On September 15, 2006 PIA filed an amicus curiae (friend of the court) brief with the United States District Court for the District of New Jersey, in opposition to certain limited aspects of the proposed settlement involving Zurich Insurers.
Because PIA filed our brief of Amicus Curiae:
- The Zurich class addressed under this settlement was resolved by this federal court for the policyholder restitution issues only.
- The Zurich producer disclosure form to which we objected was withdrawn. The specific demand for Zurich to use the actual words that we objected to was dropped, so long as an alternative meeting content requirements is approved and ready to go by May 7, 2007. This effectively removed these issues from the federal court class action.
- In the November hearing, the judge acknowledged our position that state regulatory matters are issues for state courts, not the federal courts.
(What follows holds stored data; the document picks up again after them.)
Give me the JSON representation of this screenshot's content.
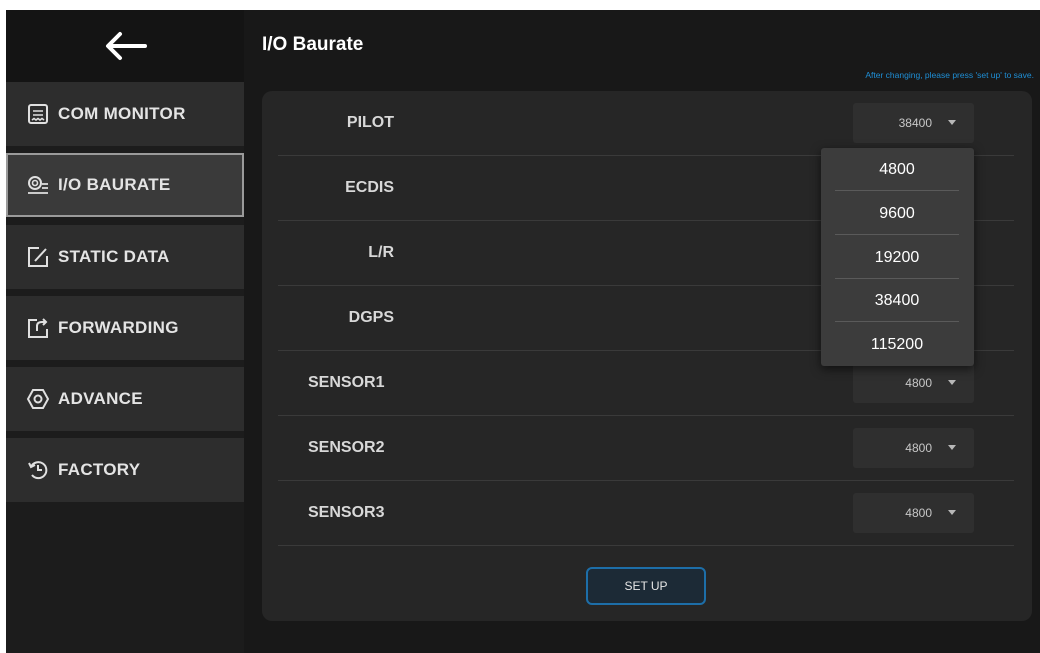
{
  "header": {
    "title": "I/O Baurate",
    "hint": "After changing, please press 'set up' to save."
  },
  "sidebar": {
    "items": [
      {
        "label": "COM MONITOR",
        "icon": "receipt-icon",
        "active": false
      },
      {
        "label": "I/O BAURATE",
        "icon": "io-settings-icon",
        "active": true
      },
      {
        "label": "STATIC DATA",
        "icon": "edit-icon",
        "active": false
      },
      {
        "label": "FORWARDING",
        "icon": "forward-icon",
        "active": false
      },
      {
        "label": "ADVANCE",
        "icon": "hexagon-icon",
        "active": false
      },
      {
        "label": "FACTORY",
        "icon": "restore-icon",
        "active": false
      }
    ]
  },
  "ports": [
    {
      "label": "PILOT",
      "value": "38400"
    },
    {
      "label": "ECDIS",
      "value": ""
    },
    {
      "label": "L/R",
      "value": ""
    },
    {
      "label": "DGPS",
      "value": ""
    },
    {
      "label": "SENSOR1",
      "value": "4800"
    },
    {
      "label": "SENSOR2",
      "value": "4800"
    },
    {
      "label": "SENSOR3",
      "value": "4800"
    }
  ],
  "dropdown": {
    "options": [
      "4800",
      "9600",
      "19200",
      "38400",
      "115200"
    ]
  },
  "buttons": {
    "setup": "SET UP"
  },
  "colors": {
    "accent": "#1f8fd6",
    "button_border": "#1d6ea8",
    "panel": "#262626",
    "sidebar_item": "#2d2d2d"
  }
}
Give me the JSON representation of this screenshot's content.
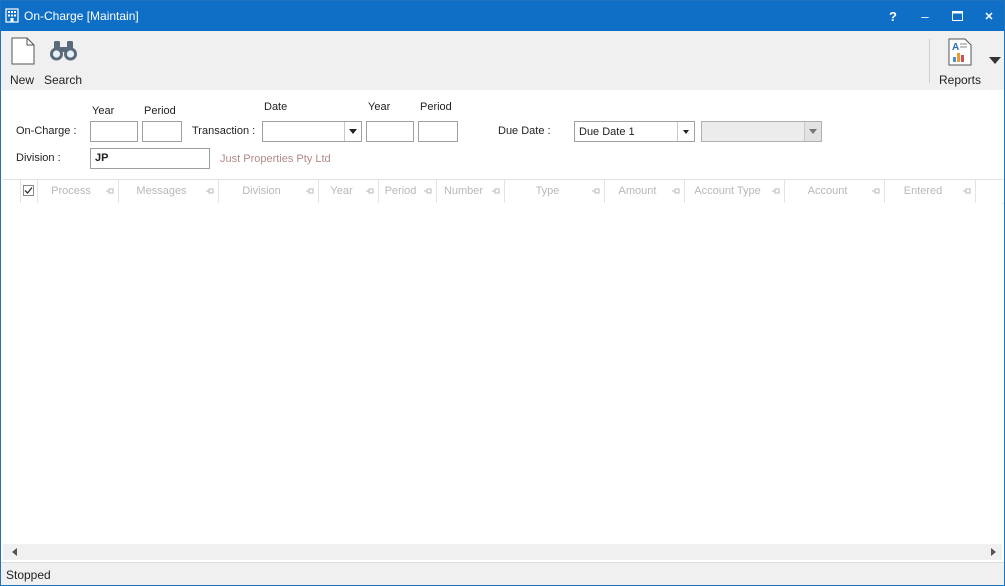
{
  "window": {
    "title": "On-Charge [Maintain]",
    "help_glyph": "?",
    "minimize_glyph": "–",
    "close_glyph": "✕",
    "title_bar_color": "#0f6fc6"
  },
  "toolbar": {
    "new_label": "New",
    "search_label": "Search",
    "reports_label": "Reports",
    "icons": {
      "new": "document-icon",
      "search": "binoculars-icon",
      "reports": "report-icon",
      "more": "dropdown-arrow-icon"
    }
  },
  "form": {
    "year_header": "Year",
    "period_header": "Period",
    "date_header": "Date",
    "txn_year_header": "Year",
    "txn_period_header": "Period",
    "on_charge_label": "On-Charge :",
    "on_charge_year": "",
    "on_charge_period": "",
    "transaction_label": "Transaction :",
    "transaction_date": "",
    "transaction_year": "",
    "transaction_period": "",
    "due_date_label": "Due Date :",
    "due_date_selected": "Due Date 1",
    "due_date_secondary": "",
    "division_label": "Division :",
    "division_value": "JP",
    "division_name": "Just Properties Pty Ltd"
  },
  "grid": {
    "columns": [
      "Process",
      "Messages",
      "Division",
      "Year",
      "Period",
      "Number",
      "Type",
      "Amount",
      "Account Type",
      "Account",
      "Entered"
    ],
    "rows": []
  },
  "status": {
    "text": "Stopped"
  }
}
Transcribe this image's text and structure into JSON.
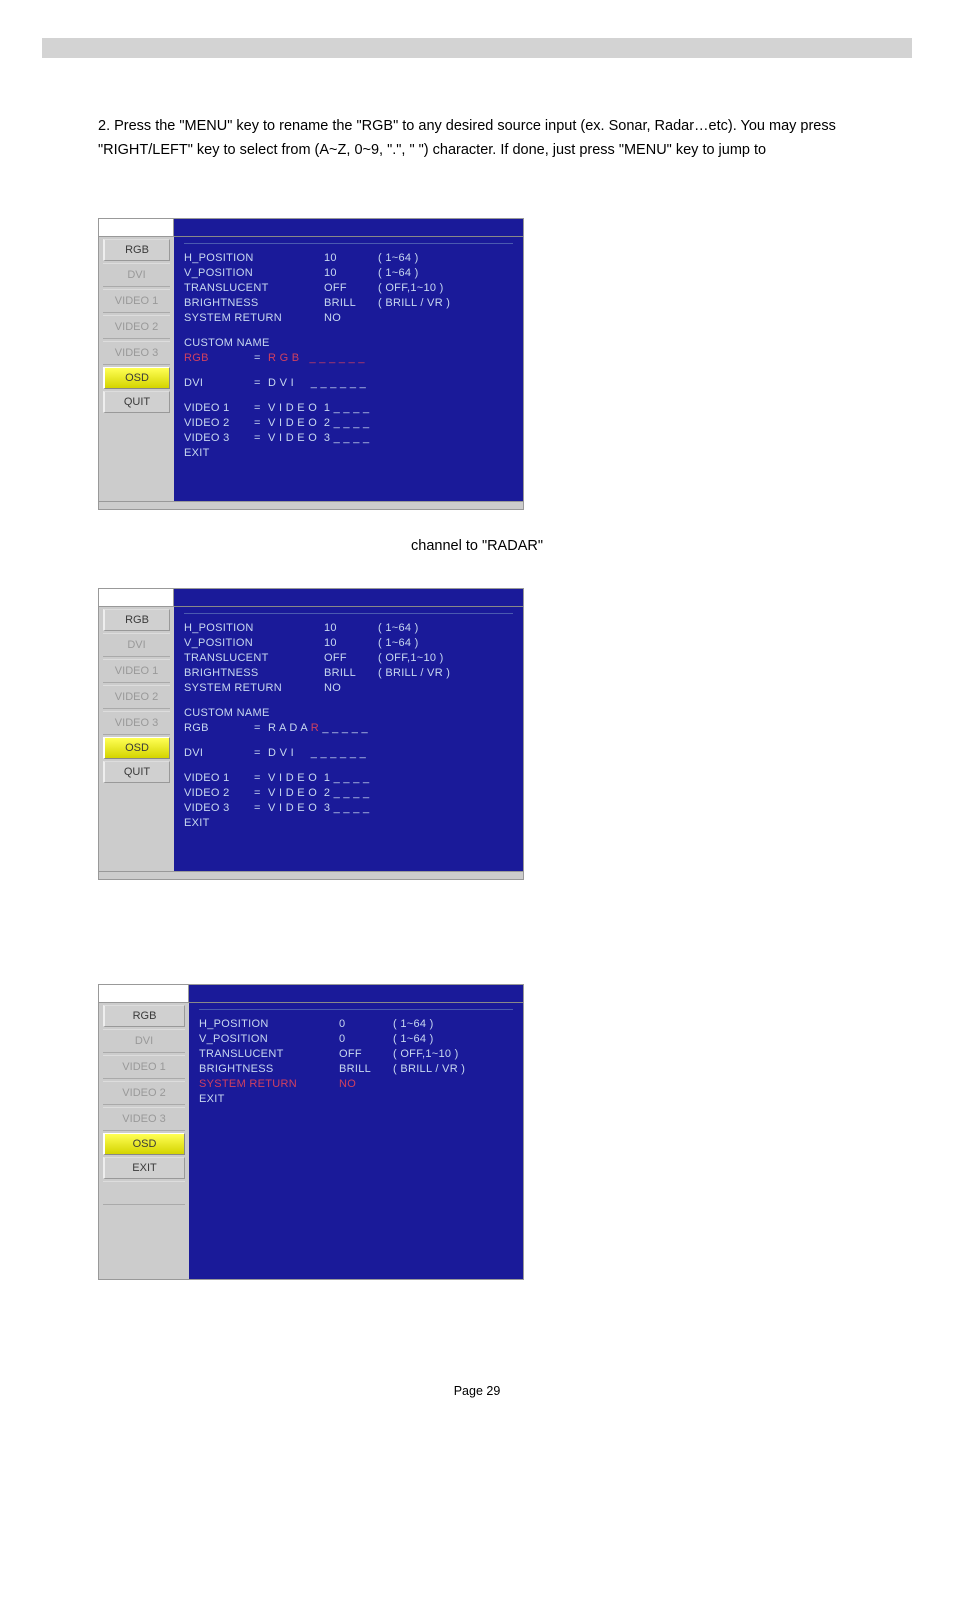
{
  "instruction": "2. Press the \"MENU\" key to rename the \"RGB\" to any desired source input (ex. Sonar, Radar…etc). You may press \"RIGHT/LEFT\" key to select from (A~Z, 0~9, \".\", \" \") character. If done, just press \"MENU\" key to jump to",
  "caption1": "channel to \"RADAR\"",
  "page_num": "Page 29",
  "screen1": {
    "sidebar": {
      "rgb": "RGB",
      "dvi": "DVI",
      "v1": "VIDEO 1",
      "v2": "VIDEO 2",
      "v3": "VIDEO 3",
      "osd": "OSD",
      "quit": "QUIT"
    },
    "rows": {
      "hpos": {
        "l": "H_POSITION",
        "v": "10",
        "r": "( 1~64 )"
      },
      "vpos": {
        "l": "V_POSITION",
        "v": "10",
        "r": "( 1~64 )"
      },
      "trans": {
        "l": "TRANSLUCENT",
        "v": "OFF",
        "r": "( OFF,1~10 )"
      },
      "bright": {
        "l": "BRIGHTNESS",
        "v": "BRILL",
        "r": "( BRILL / VR )"
      },
      "sysret": {
        "l": "SYSTEM RETURN",
        "v": "NO",
        "r": ""
      }
    },
    "custom_name": "CUSTOM NAME",
    "names": {
      "rgb": {
        "k": "RGB",
        "eq": "=",
        "v": "R G B   _ _ _ _ _ _"
      },
      "dvi": {
        "k": "DVI",
        "eq": "=",
        "v": "D V I     _ _ _ _ _ _"
      },
      "v1": {
        "k": "VIDEO 1",
        "eq": "=",
        "v": "V I D E O  1 _ _ _ _"
      },
      "v2": {
        "k": "VIDEO 2",
        "eq": "=",
        "v": "V I D E O  2 _ _ _ _"
      },
      "v3": {
        "k": "VIDEO 3",
        "eq": "=",
        "v": "V I D E O  3 _ _ _ _"
      }
    },
    "exit": "EXIT"
  },
  "screen2": {
    "sidebar": {
      "rgb": "RGB",
      "dvi": "DVI",
      "v1": "VIDEO 1",
      "v2": "VIDEO 2",
      "v3": "VIDEO 3",
      "osd": "OSD",
      "quit": "QUIT"
    },
    "rows": {
      "hpos": {
        "l": "H_POSITION",
        "v": "10",
        "r": "( 1~64 )"
      },
      "vpos": {
        "l": "V_POSITION",
        "v": "10",
        "r": "( 1~64 )"
      },
      "trans": {
        "l": "TRANSLUCENT",
        "v": "OFF",
        "r": "( OFF,1~10 )"
      },
      "bright": {
        "l": "BRIGHTNESS",
        "v": "BRILL",
        "r": "( BRILL / VR )"
      },
      "sysret": {
        "l": "SYSTEM RETURN",
        "v": "NO",
        "r": ""
      }
    },
    "custom_name": "CUSTOM NAME",
    "names": {
      "rgb": {
        "k": "RGB",
        "eq": "=",
        "v_a": "R A D A ",
        "v_b": "R",
        "v_c": " _ _ _ _ _"
      },
      "dvi": {
        "k": "DVI",
        "eq": "=",
        "v": "D V I     _ _ _ _ _ _"
      },
      "v1": {
        "k": "VIDEO 1",
        "eq": "=",
        "v": "V I D E O  1 _ _ _ _"
      },
      "v2": {
        "k": "VIDEO 2",
        "eq": "=",
        "v": "V I D E O  2 _ _ _ _"
      },
      "v3": {
        "k": "VIDEO 3",
        "eq": "=",
        "v": "V I D E O  3 _ _ _ _"
      }
    },
    "exit": "EXIT"
  },
  "screen3": {
    "sidebar": {
      "rgb": "RGB",
      "dvi": "DVI",
      "v1": "VIDEO 1",
      "v2": "VIDEO 2",
      "v3": "VIDEO 3",
      "osd": "OSD",
      "exit": "EXIT"
    },
    "rows": {
      "hpos": {
        "l": "H_POSITION",
        "v": "0",
        "r": "( 1~64 )"
      },
      "vpos": {
        "l": "V_POSITION",
        "v": "0",
        "r": "( 1~64 )"
      },
      "trans": {
        "l": "TRANSLUCENT",
        "v": "OFF",
        "r": "( OFF,1~10 )"
      },
      "bright": {
        "l": "BRIGHTNESS",
        "v": "BRILL",
        "r": "( BRILL / VR )"
      },
      "sysret": {
        "l": "SYSTEM RETURN",
        "v": "NO",
        "r": ""
      }
    },
    "exit": "EXIT"
  }
}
Zurich had wanted to secure federal court approval for all the reforms that Zurich was being required to issue under their various state settlements, and in so doing, be able to use them without need to consider state-by-state law differences. Judge Hochberg expressed her informal opinion that the regulatory issues were matters of state law and for state courts, and not subjects for federal review.
Due to the fact that PIA was bold enough to make the case and keep pressing it, we have established that we were correct about the language concerns relating to the form; that there are clear distinctions between federal vs. state authority; and, specifically, that there is a limit to the scope of state AGs’ authority in matters of insurance regulatory reforms.
PIA is continuing to pursue a coordinated strategy centering on additional legal action as it is necessary and advantageous to our position, together with opposition to current abuses of the settlement process by some state Attorneys General. The settlement process is being used by these AGs to, in effect, have the courts enact legislation.
While the phenomenon of “legislating from the bench” has been a problem for a long time, only recently has a new twist developed in which firms that have not been charged with wrongdoing, but have only been the subjects of investigations into potential wrongdoing, feel pressured into signing supposedly voluntary agreements to settle the investigations.
These agreements often include provisions that go far beyond providing restitution to victims of alleged abuses; they effectively impose regulatory sanctions and dictate the future business practices of the firms signing the agreements. Then, the broad nature of the provisions have the effect of extending those sanctions beyond the firms signing the agreements to an entire industry generally. Firms or individuals who were never suspected of abuses can get swept into marketplace changes prompted by the settlements.
That’s how a few State Attorneys general can attempt to dictate nationwide “reforms.” The approach is pretty slick. But in addition to it being clever, PIA believes it is an unconstitutional usurpation of the policymaking authority of the legislative branch of government.
The PIA National Board of Directors will be briefed in detail on this issue during its next meeting on April 1, 2007 in Arlington, Virginia.